Nick Dixon finds UTRGV a landing spot after bouncing around
“Everybody’s got a different story,” said the 6-2 redshirt junior guard, whose Vaqueros (4-8) face off against Lamar (5-4) Friday on ASN. “My story is a little mind-blowing to think about. It’s been a long journey and really humbling.”
His winding path started in Chicago, where Dixon had the game but lacked the grades to play Division I hoops after graduating from Proviso West High School in 2011.
With only junior college offers, Dixon gave up his dream of playing at the next level.
“Coming out of high school I was really cocky,” he said. “I thought I was too good to play in junior college and didn’t have the motivation to play in junior college. I just thought I’d get a job and move on with life.”
Over the next two years, Dixon played pick-up ball from time to time and held about a half-dozen different jobs. He worked in the stock room at a local Target store, sold concessions at the Brookfield Zoo and had temp jobs in a couple different warehouses. Nothing seemed like the right fit.
Then, in 2013, Dixon went with a friend to an open gym tryout at nearby Morton College, an NJCAA Division II school. Dixon showed enough of his natural scoring ability to peak the interest of Morton College coach Conte Stamas.
“I was out of shape, not really playing hard and just going through the motions, but coach Stamas saw something in me and gave me an opportunity to play again,” Dixon said. “I knew I wanted to play basketball again.”
Despite a two-year layoff from competitive basketball, Dixon became a star at Morton College. After averaging 25.2 points per game as a freshman, he led the nation in scoring at 27.2 points a night in his sophomore season. He finished with the second-most points (1,622) in school history and was a two-time NJCAA Division II All-American.
Missouri State, Nevada and Southern Illinois recruited him to play at the D-I level. So did then-UTRGV head coach Dan Hipsher, whose team at the time had another Chicago native in Shaquille Hines. Dixon and Hines had played against each other in high school.

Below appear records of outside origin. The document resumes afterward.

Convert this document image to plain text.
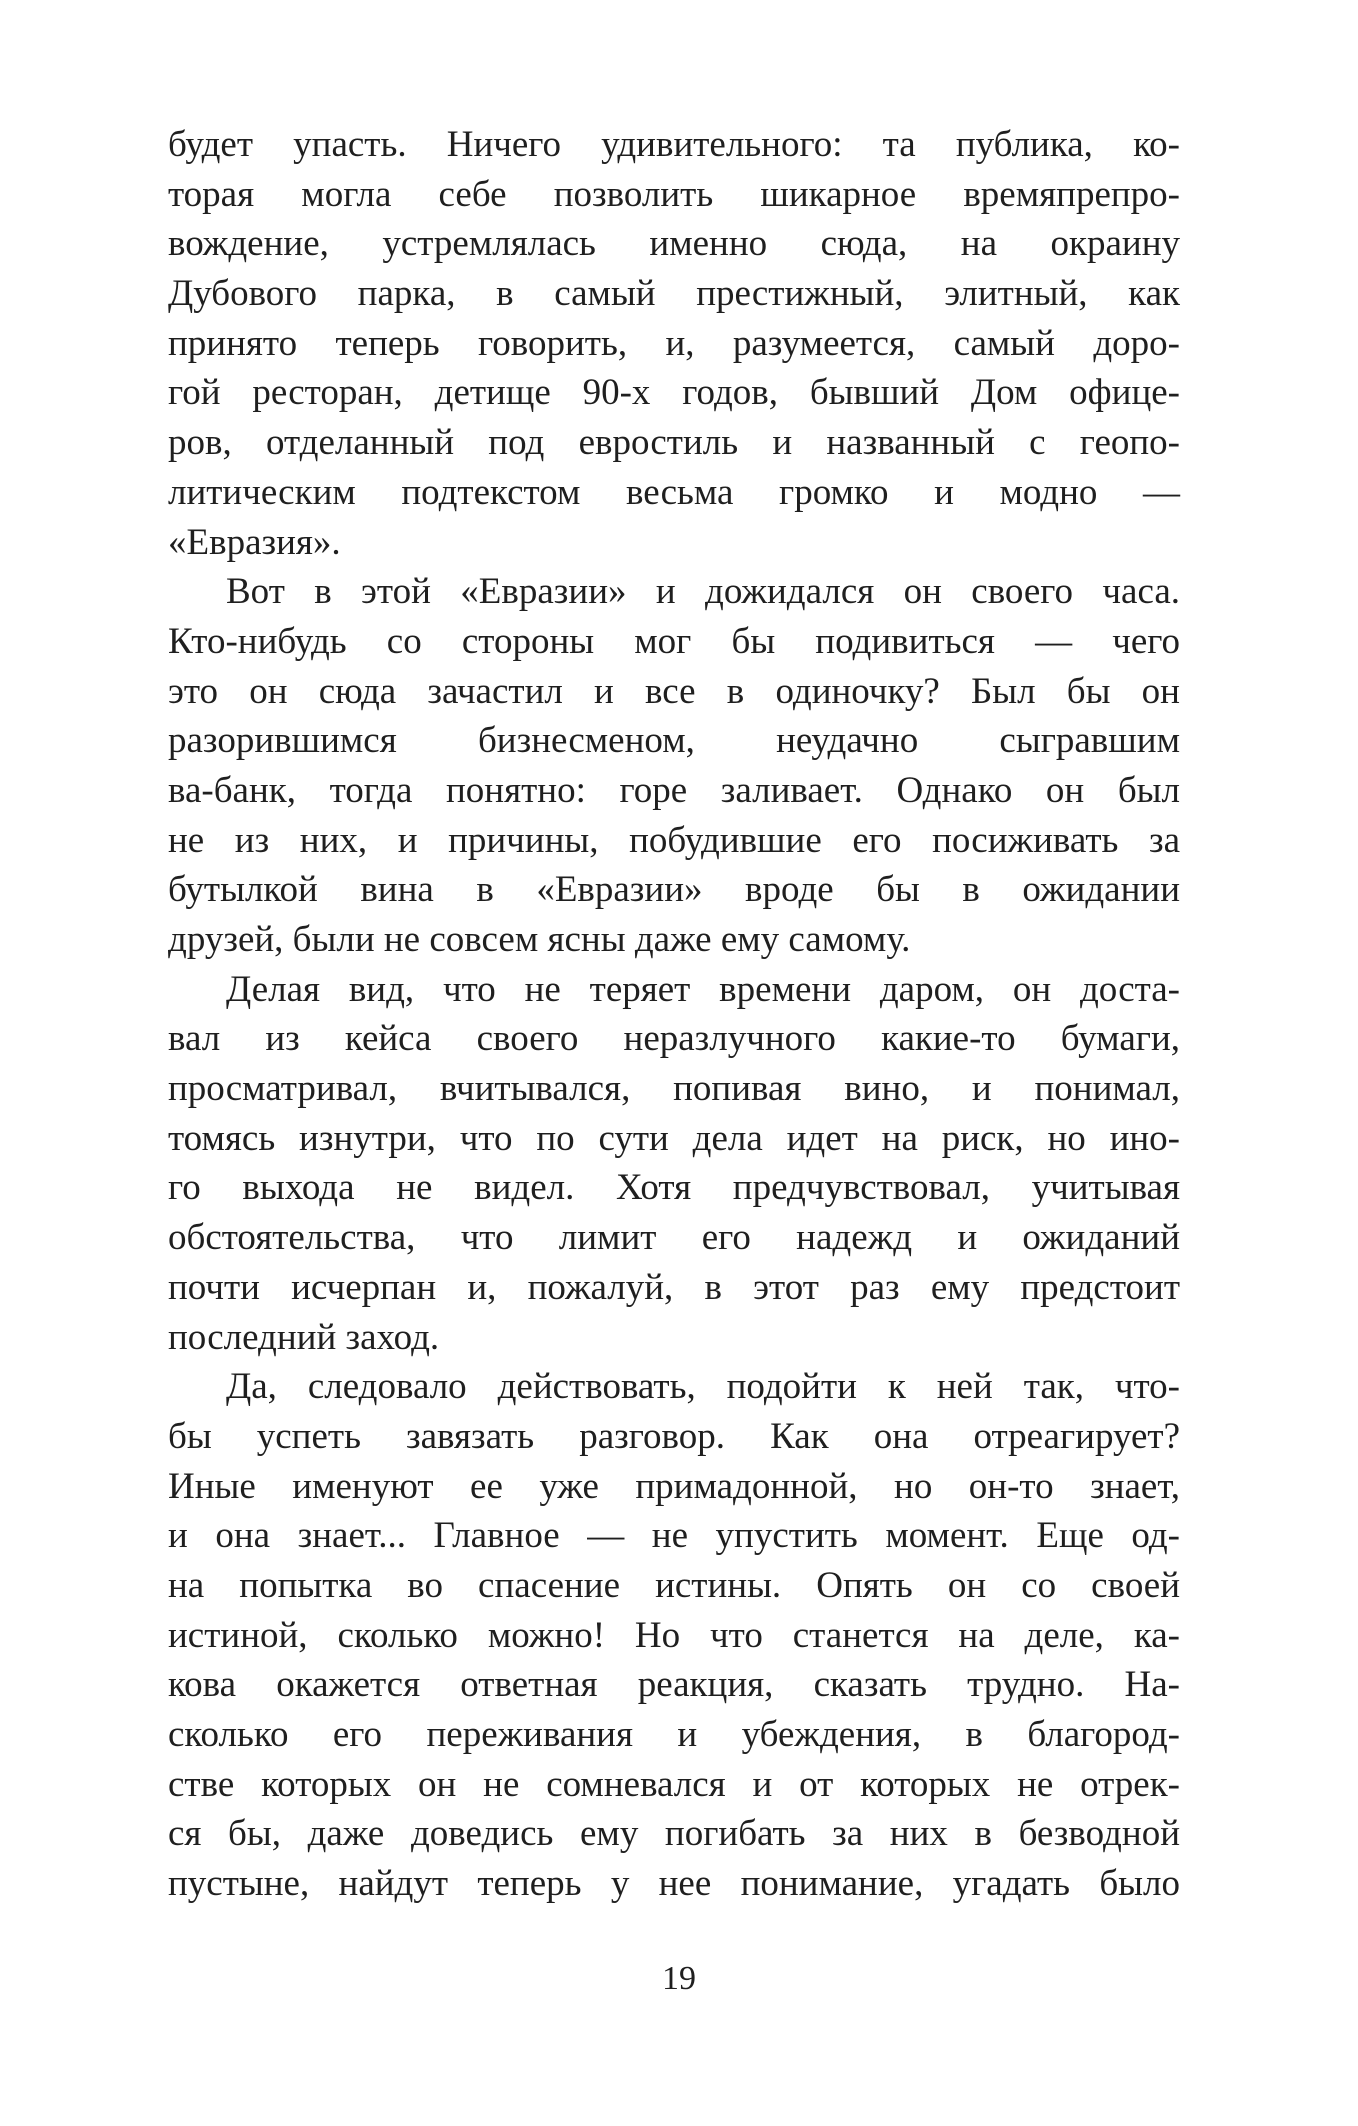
будет упасть. Ничего удивительного: та публика, ко-
торая могла себе позволить шикарное времяпрепро-
вождение, устремлялась именно сюда, на окраину
Дубового парка, в самый престижный, элитный, как
принято теперь говорить, и, разумеется, самый доро-
гой ресторан, детище 90-х годов, бывший Дом офице-
ров, отделанный под евростиль и названный с геопо-
литическим подтекстом весьма громко и модно —
«Евразия».
Вот в этой «Евразии» и дожидался он своего часа.
Кто-нибудь со стороны мог бы подивиться — чего
это он сюда зачастил и все в одиночку? Был бы он
разорившимся бизнесменом, неудачно сыгравшим
ва-банк, тогда понятно: горе заливает. Однако он был
не из них, и причины, побудившие его посиживать за
бутылкой вина в «Евразии» вроде бы в ожидании
друзей, были не совсем ясны даже ему самому.
Делая вид, что не теряет времени даром, он доста-
вал из кейса своего неразлучного какие-то бумаги,
просматривал, вчитывался, попивая вино, и понимал,
томясь изнутри, что по сути дела идет на риск, но ино-
го выхода не видел. Хотя предчувствовал, учитывая
обстоятельства, что лимит его надежд и ожиданий
почти исчерпан и, пожалуй, в этот раз ему предстоит
последний заход.
Да, следовало действовать, подойти к ней так, что-
бы успеть завязать разговор. Как она отреагирует?
Иные именуют ее уже примадонной, но он-то знает,
и она знает... Главное — не упустить момент. Еще од-
на попытка во спасение истины. Опять он со своей
истиной, сколько можно! Но что станется на деле, ка-
кова окажется ответная реакция, сказать трудно. На-
сколько его переживания и убеждения, в благород-
стве которых он не сомневался и от которых не отрек-
ся бы, даже доведись ему погибать за них в безводной
пустыне, найдут теперь у нее понимание, угадать было
19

“I wanted to go to a place where I could showcase my talents and also get away from home and be in a warmer climate,” Dixon said. “On my visit I connected instantly with Shaq Hines, who is also from Chicago. I just felt really comfortable here.”
Dixon started last season’s season opener at Miami and played against North Florida but struggled in both outings. He ended up leaving the team for personal reasons having averaged 4.5 points in those two games.
“My grandparents had some health issues, and I wasn’t able to focus on basketball like I wanted to,” Dixon said. “I needed to go home and focus on them. It was tough because I worked so hard to get to that point, but I needed to make the best decision for my family.”
Hipsher was reassigned after last season, but new coach Lew Hill allowed Dixon to rejoin the team after assistant Jai Steadman approached him about returning.
Focused and refreshed, the 23-year-old Dixon has emerged as one of the top players in the WAC. Entering this week he is first in the conference in steals per game (1.8), second in field goal percentage (.574%), third in points (18.4 ppg) and seventh in assists (3.5 apg).
Dixon is also on pace to earn his bachelor’s degree in communications in December of next year. He hopes to become a sports commentator.
“Getting my degree would be another great thing for me because I know a lot of people back home who don’t have a degree,” Dixon said. “Basketball has opened so many doors for me, and I really appreciate the opportunity to play again and get an education.”
Given all Dixon has endured, he has the respect and admiration of his teammates.
“I’m really proud of Nick and happy for him,” said UTRGV sophomore guard Antonio Green. “He’s gone through a lot, and some people can’t handle that, but he’s overcome it all. He’s a great person and a great basketball player.”
According to Dixon, UTRGV is a great place and exactly where he wants to be playing the game he loves.
“I love my teammates and the coaches and teachers here because they’ve welcome me back with open arms,” Dixon said. “It’s the best feeling in the world to be playing basketball again. I’ve come so far and I’m really at a loss for words because I never thought this would happen.”